Questions for the Stockfish team

lkaufman · Post by **lkaufman** » Sat Jul 17, 2010 5:03 am

What a strange remark. As far as I can tell the major engine rating lists are all very accurate and honest. Of course they can't predict with great accuracy how engines would do against top human GMs, nor can they predict performance at super-long time controls, but other than that I think they are fine. There is some distortion due to arbitrary choice of opponents, but I believe this is on the order of ten Elo points plus or minus.

bob · Post by **bob** » Sat Jul 17, 2010 5:16 am

mcostalba wrote:
bob wrote:
mcostalba wrote:
bob wrote: Don't follow your comments.
I have used official CEGT lists for single core CPU as reference for the numbers I have given.
I use my cluster test results exclusively.
I know this

But you cannot simply ignore public lists do exsist and are the independent official sources for engine comparisons. In a public discussion on engine comparison we should stick to them because are guaranteed to be independent.

You, as an engine author, should answer yourself a much more interesting question: "Why my ELO references are _so_ different from the public ones ?"....and then you have to choices: try to stick to them or prove them are garbage.

I think I already answered that.

(1) opening books are a pain. We have a good one, but we do not release it as we use it in tournaments. That means that if we play using a book in external testing, the book is an unknown quantity. If all engines use the same book, does that favor an engine or not? If I know what book is being used, I can certainly do a bit of tuning since I am not then trying to optimize things for _all_ possible openings. Is such a book tuned for a specific engine, which can put other engines using that opening at a disadvantage? Our tournament book has been produced by analyzing various positions to determine which one Crafty seems to play best.

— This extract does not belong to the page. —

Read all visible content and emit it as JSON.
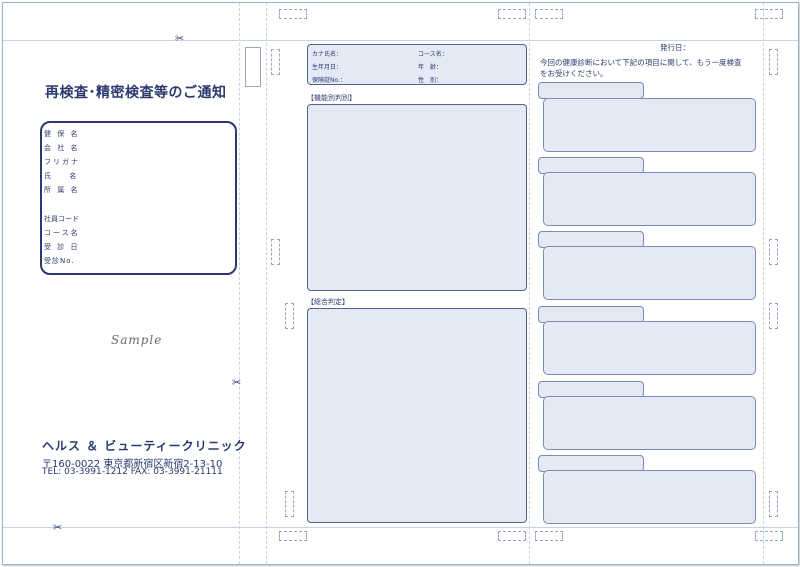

(2) time controls can be an issue. All of my testing is for increment-type games. Chess servers have become the "norm" and that's the way the games are typically played, unless they are pure sudden-death in N minutes. I've simply not taken the time to do any significant time tuming. Tracy has done a bit of this and produced significant improvements for certain time controls.

Professional opening books are a real weapon. And they are outside the engine's sphere of influence. I don't want to include that kind of noise in my testing, I am purely interested in how the engine plays, "on its own" from a wide variety of different opening positions.

That's really all there is to this. I suppose we could start testing at 40/5 40/5 repeating to improve the results there since I already know that 23.2 has a pretty serious problem in that kind of game (loses on time some, but more importantly simply does not allocate time very smartly). But for the moment, there are more interesting things to test.

bob · Post by **bob** » Sat Jul 17, 2010 5:28 am

Tord Romstad wrote:
bob wrote:I use my cluster test results exclusively. No book issues or anything else, just plain and simple "engine vs engine." Already found one serious timing bug that will influence rating lists that use "repeating" time controls that I never use or test with (for example, 40/60 repeating, 40 moves in 60 minutes, then repeat. Gross error in time usage in that.

I prefer fischer-clock games to avoid time scrambles also.
So do I.

This is a danger we are all facing: We are always optimizing for our own favorite testing conditions, and there is always a risk that the strength will suffer when somebody else tests the program under different conditions.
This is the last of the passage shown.